Barack Obama
U.S. Vice President Joe Biden (L) listens while President Barack Obama (R) speaks in the Rose Garden of the White House, July 1, 2015. Obama announced plans to reopen the U.S. Embassy in Havana in an effort to re-establish diplomatic ties with Cold War enemy Cuba. Brendan Smialowski/AFP/Getty Images

President Barack Obama formally announced Wednesday that the United States and Cuba had reached an agreement to restore diplomatic relations for the first time since 1961. U.S. and Cuban embassies will open in Washington and Havana as of July 20.

“When the United States shuttered our embassy in 1961, I don’t think anyone expected it would be more than half a century before it reopened...This is not merely symbolic. With this change, we will be able to substantially increase our contacts with the Cuban people,” Obama said. “The progress that we mark today is yet another demonstration that we don’t have to be imprisoned by the past,” the president added.

Secretary of State John Kerry will travel to Havana later this month for a formal raising of the American flag at the U.S. Embassy. Renewed communication will allow the United States and Cuba to coordinate on issues of common interest, such as disaster response and counterterrorism, Obama said.
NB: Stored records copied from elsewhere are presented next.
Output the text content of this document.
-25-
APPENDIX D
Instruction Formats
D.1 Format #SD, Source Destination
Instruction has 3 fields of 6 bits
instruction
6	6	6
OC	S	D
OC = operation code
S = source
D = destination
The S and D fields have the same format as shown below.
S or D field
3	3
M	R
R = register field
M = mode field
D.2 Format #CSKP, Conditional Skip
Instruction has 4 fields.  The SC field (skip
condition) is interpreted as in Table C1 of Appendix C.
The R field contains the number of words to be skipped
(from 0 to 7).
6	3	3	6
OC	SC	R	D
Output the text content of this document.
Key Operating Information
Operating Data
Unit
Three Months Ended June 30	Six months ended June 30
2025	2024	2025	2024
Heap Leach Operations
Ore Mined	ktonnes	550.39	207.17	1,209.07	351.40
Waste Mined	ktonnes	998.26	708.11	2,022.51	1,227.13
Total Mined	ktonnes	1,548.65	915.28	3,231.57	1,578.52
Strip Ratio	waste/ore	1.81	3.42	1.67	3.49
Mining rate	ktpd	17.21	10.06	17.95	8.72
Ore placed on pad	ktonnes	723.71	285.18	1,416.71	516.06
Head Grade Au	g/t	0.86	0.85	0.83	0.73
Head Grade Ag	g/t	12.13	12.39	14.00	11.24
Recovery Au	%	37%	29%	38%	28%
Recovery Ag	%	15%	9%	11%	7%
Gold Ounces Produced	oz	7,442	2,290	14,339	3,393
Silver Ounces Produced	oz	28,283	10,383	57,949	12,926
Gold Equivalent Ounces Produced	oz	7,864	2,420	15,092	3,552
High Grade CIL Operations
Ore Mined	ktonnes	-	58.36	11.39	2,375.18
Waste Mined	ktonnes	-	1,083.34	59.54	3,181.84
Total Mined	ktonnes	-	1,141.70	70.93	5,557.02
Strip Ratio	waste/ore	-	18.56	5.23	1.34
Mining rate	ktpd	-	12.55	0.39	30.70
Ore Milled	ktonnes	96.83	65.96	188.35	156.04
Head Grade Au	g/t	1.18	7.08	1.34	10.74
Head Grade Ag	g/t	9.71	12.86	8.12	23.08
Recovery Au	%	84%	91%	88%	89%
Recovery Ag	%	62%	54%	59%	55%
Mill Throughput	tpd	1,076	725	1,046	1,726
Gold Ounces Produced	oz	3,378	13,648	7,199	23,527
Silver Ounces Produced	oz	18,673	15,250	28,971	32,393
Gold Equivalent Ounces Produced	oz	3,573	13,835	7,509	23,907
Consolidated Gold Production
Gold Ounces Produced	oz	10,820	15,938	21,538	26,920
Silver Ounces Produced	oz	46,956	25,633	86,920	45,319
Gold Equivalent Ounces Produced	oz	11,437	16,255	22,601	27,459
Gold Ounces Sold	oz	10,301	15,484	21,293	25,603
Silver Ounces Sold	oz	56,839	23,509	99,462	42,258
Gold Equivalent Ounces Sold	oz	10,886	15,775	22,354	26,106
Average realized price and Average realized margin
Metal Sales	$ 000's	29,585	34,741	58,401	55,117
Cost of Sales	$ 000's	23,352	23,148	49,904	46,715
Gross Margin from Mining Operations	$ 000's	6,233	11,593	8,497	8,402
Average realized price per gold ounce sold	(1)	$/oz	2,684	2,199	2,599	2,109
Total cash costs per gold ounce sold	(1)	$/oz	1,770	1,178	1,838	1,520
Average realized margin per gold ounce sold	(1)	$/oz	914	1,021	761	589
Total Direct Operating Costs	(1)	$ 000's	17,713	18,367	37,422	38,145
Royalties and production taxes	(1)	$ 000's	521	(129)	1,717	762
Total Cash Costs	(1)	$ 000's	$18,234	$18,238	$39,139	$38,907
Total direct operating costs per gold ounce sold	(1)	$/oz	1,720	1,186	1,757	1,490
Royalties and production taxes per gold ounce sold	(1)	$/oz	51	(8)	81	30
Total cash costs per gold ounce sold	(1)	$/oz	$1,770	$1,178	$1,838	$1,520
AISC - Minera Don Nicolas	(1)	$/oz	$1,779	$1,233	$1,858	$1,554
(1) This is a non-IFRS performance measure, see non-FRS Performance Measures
The president called on members of Congress to lift the economic embargo against Cuba, so that American businesses and universities could pursue opportunities on the island. “Americans and Cubans alike are ready to move forward. I believe it’s time for Congress to do the same,” Obama said.

Obama added that restored diplomacy would not prevent the United States from being critical of the Cuban government should it pursue questionable policies, such as suppression of freedom of speech or assembly.

"We applaud this important step in bringing the U.S. and Cuba closer together and urge Congress to hasten the day when American travelers and companies have the freedom to engage with one of our nearest neighbors,” said James Williams, president of the Engage Cuba Coalition, which supports renewed economic ties with Cuba. “Opening embassies in Washington and Havana is an important step toward the day when Americans can make their own decisions on where they travel, and our businesses can compete with the rest of the world.”

The Cuban government released a statement Wednesday morning calling for the U.S. to relinquish its control of the Guantanamo Bay military base and to end “subversive” efforts on the island, Reuters reported. The statement said these measures were crucial to re-establish full diplomatic relations.

The United States has not had an embassy in Cuba since 1961, when then-President Dwight D. Eisenhower severed diplomatic relations after Fidel Castro seized power in an armed revolution. The Obama administration and the Cuban government concurrently announced plans to normalize relations last December, after 18 months of negotiations brokered by the Catholic Pope Francis and Canada, Reuters reports.